What, then, are the main elements of his reactions?

In the first place, the husband of a frigid woman generally has a great store of repressed resentment toward his wife. This is quite understandable, of course. He has been the chief recipient of her very strong negative feelings toward life, people, love, and sex.

As we have seen, the frigid woman has a strong tendency to blame others for her difficulties. Her husband, doubtlessly, has received his full quota of such irrational blame from her. He has also been the main victim of all the other neurotic components of frigidity—the envy and mistrust she has of the entire male sex, the endless complaints she directs against her household duties, her general inability to handle even the trivia of every woman’s everyday life with any grace or ease.

In addition to her quarreling and complaints he has had to accept a tremendous amount of emotional frustration. Frigidity does not permit much honest or real interpersonal warmth, and the male has had to do without a normal amount of affection. His sexual frustration, too, is great. We saw in the case of the clitoridal woman just how laborious and boring the act of love can become to the man. It is not necessary to labor the point of how cumulatively bleak sexual intercourse with an unresponding partner can become.

All this (and more) that a man has gone through with a frigid wife must have a very definite effect on him. He builds up attitudes and develops defenses which allow him to preserve his equilibrium within the framework of his marriage as it is.

Some of these defenses are psychological, some external.

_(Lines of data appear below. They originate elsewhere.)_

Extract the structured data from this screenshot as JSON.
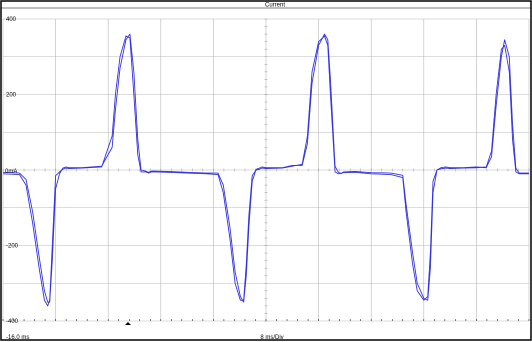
{
  "chart_data": {
    "type": "line",
    "title": "Current",
    "x_start_label": "-16.0 ms",
    "x_scale_label": "8 ms/Div",
    "y_zero_label": "0mA",
    "y_ticks": [
      {
        "value": 400,
        "label": "400"
      },
      {
        "value": 200,
        "label": "200"
      },
      {
        "value": -200,
        "label": "-200"
      },
      {
        "value": -400,
        "label": "-400"
      }
    ],
    "ylim": [
      -400,
      400
    ],
    "xlim_ms": [
      -16,
      64
    ],
    "grid": true,
    "colors": {
      "trace": "#3333dd",
      "grid": "#b8b8b8",
      "border": "#000000"
    },
    "series": [
      {
        "x": [
          -16,
          -13.5,
          -12.5,
          -11.5,
          -10.5,
          -9.7,
          -9.2,
          -8.9,
          -8.5,
          -8,
          -7.4,
          -6.9,
          -6.5,
          -6,
          -4,
          -1,
          0.6,
          1.1,
          1.8,
          2.7,
          3.3,
          3.9,
          4.5,
          5,
          5.7,
          6.1,
          6.6,
          7,
          9,
          12,
          15,
          16.7,
          17.5,
          18.5,
          19.3,
          20.1,
          20.6,
          21,
          21.4,
          21.9,
          22.5,
          23,
          23.4,
          24,
          26.5,
          28,
          29.5,
          30.3,
          31,
          32,
          32.9,
          33.4,
          33.8,
          34.5,
          35,
          35.4,
          35.8,
          37.5,
          40,
          43,
          44.8,
          45.3,
          46.3,
          47,
          48,
          48.6,
          49,
          49.4,
          50,
          50.6,
          51.3,
          52,
          54,
          56,
          57.5,
          58.3,
          59,
          59.8,
          60.3,
          61,
          61.5,
          62,
          62.5,
          64
        ],
        "y": [
          -10,
          -12,
          -40,
          -140,
          -260,
          -345,
          -360,
          -345,
          -200,
          -15,
          -5,
          2,
          5,
          4,
          5,
          8,
          90,
          200,
          300,
          355,
          350,
          200,
          40,
          -5,
          -5,
          -8,
          -5,
          -5,
          -6,
          -8,
          -10,
          -12,
          -60,
          -180,
          -300,
          -345,
          -345,
          -250,
          -120,
          -15,
          0,
          2,
          5,
          4,
          5,
          10,
          15,
          90,
          260,
          340,
          355,
          330,
          200,
          -5,
          -10,
          -8,
          -7,
          -6,
          -10,
          -12,
          -20,
          -110,
          -250,
          -320,
          -345,
          -335,
          -220,
          -30,
          0,
          3,
          5,
          4,
          5,
          6,
          8,
          50,
          200,
          320,
          330,
          260,
          80,
          -5,
          -10,
          -10
        ]
      },
      {
        "x": [
          -16,
          -13.5,
          -12.5,
          -11.5,
          -10.5,
          -9.7,
          -9.2,
          -8.9,
          -8.5,
          -8,
          -7.4,
          -6.9,
          -6.5,
          -6,
          -4,
          -1,
          0.6,
          1.1,
          1.8,
          2.7,
          3.3,
          3.9,
          4.5,
          5,
          5.7,
          6.1,
          6.6,
          7,
          9,
          12,
          15,
          16.7,
          17.5,
          18.5,
          19.3,
          20.1,
          20.6,
          21,
          21.4,
          21.9,
          22.5,
          23,
          23.4,
          24,
          26.5,
          28,
          29.5,
          30.3,
          31,
          32,
          32.9,
          33.4,
          33.8,
          34.5,
          35,
          35.4,
          35.8,
          37.5,
          40,
          43,
          44.8,
          45.3,
          46.3,
          47,
          48,
          48.6,
          49,
          49.4,
          50,
          50.6,
          51.3,
          52,
          54,
          56,
          57.5,
          58.3,
          59,
          59.8,
          60.3,
          61,
          61.5,
          62,
          62.5,
          64
        ],
        "y": [
          -6,
          -8,
          -25,
          -110,
          -230,
          -320,
          -350,
          -350,
          -240,
          -50,
          -10,
          5,
          8,
          6,
          6,
          10,
          60,
          160,
          270,
          345,
          360,
          260,
          80,
          0,
          -3,
          -6,
          -3,
          -3,
          -4,
          -6,
          -8,
          -8,
          -40,
          -150,
          -270,
          -335,
          -350,
          -280,
          -150,
          -30,
          2,
          5,
          8,
          6,
          6,
          12,
          12,
          70,
          230,
          330,
          360,
          345,
          240,
          10,
          -6,
          -10,
          -5,
          -4,
          -7,
          -8,
          -14,
          -90,
          -220,
          -300,
          -340,
          -345,
          -260,
          -60,
          0,
          6,
          8,
          6,
          6,
          8,
          6,
          35,
          170,
          300,
          345,
          300,
          120,
          5,
          -8,
          -8
        ]
      }
    ]
  }
}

The chief psychological defense he uses is a general withdrawal; he pulls back from “caring” about the unhappy circumstances of his married life. He may cease to react, either to his wife’s attacks on him or to her general complaints. He may cease, too, to care very much about the failure of their sexual life. His withdrawal from the problem may be marked by actual sexual impotence with his wife. Or he may, in response to his wife’s rejection of sex, take a purely mechanical attitude toward intercourse, getting it over with as quickly as possible, taking it like a hurried but necessary meal.

His external defenses against his home life may be a withdrawal from it. He may reorganize his social life around a men’s social or athletic club, spending a great deal of time with “the boys.” He may take to drinking at bars in the evening, forming a circle of cronies whom he likes to be with. He may do any of a number of things that take him out of his home in the evening and give him substitute pleasures.

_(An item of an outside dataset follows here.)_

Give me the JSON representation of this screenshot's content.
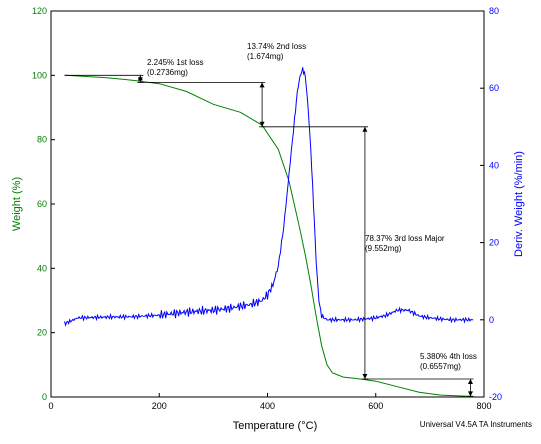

Now of course there is nothing the least bit reprehensible about the erection of such defenses if one’s marriage and home life are unsatisfactory. Indeed, such defenses may keep a marriage together by allowing the man to get some compensatory pleasures out of life.

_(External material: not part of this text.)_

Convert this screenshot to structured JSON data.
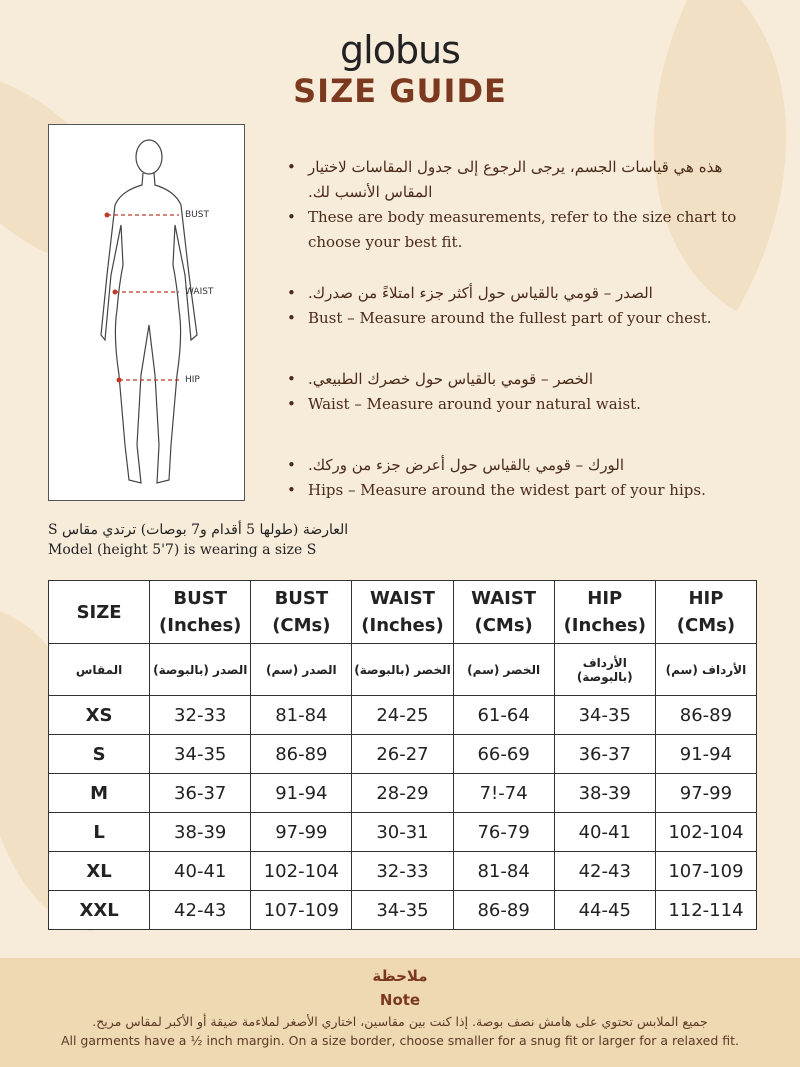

One husband said just this in so many words to me recently. “If I hadn’t taken a firm stand within myself,” he told me, “the marriage would have broken up long ago. I simply decided that, if things were to work out at all, I just had to pull back from her and not take what she said to me seriously. If I went on believing half of the attacks she made on me I couldn’t have lived with myself. And since sex was no fun, what was there left between us? I’ve made up a social life of sorts outside of the family for myself. At least I get a little fun out of life, and since I’m not around mainly I’m not boring her so much and she’s not boring me so much.”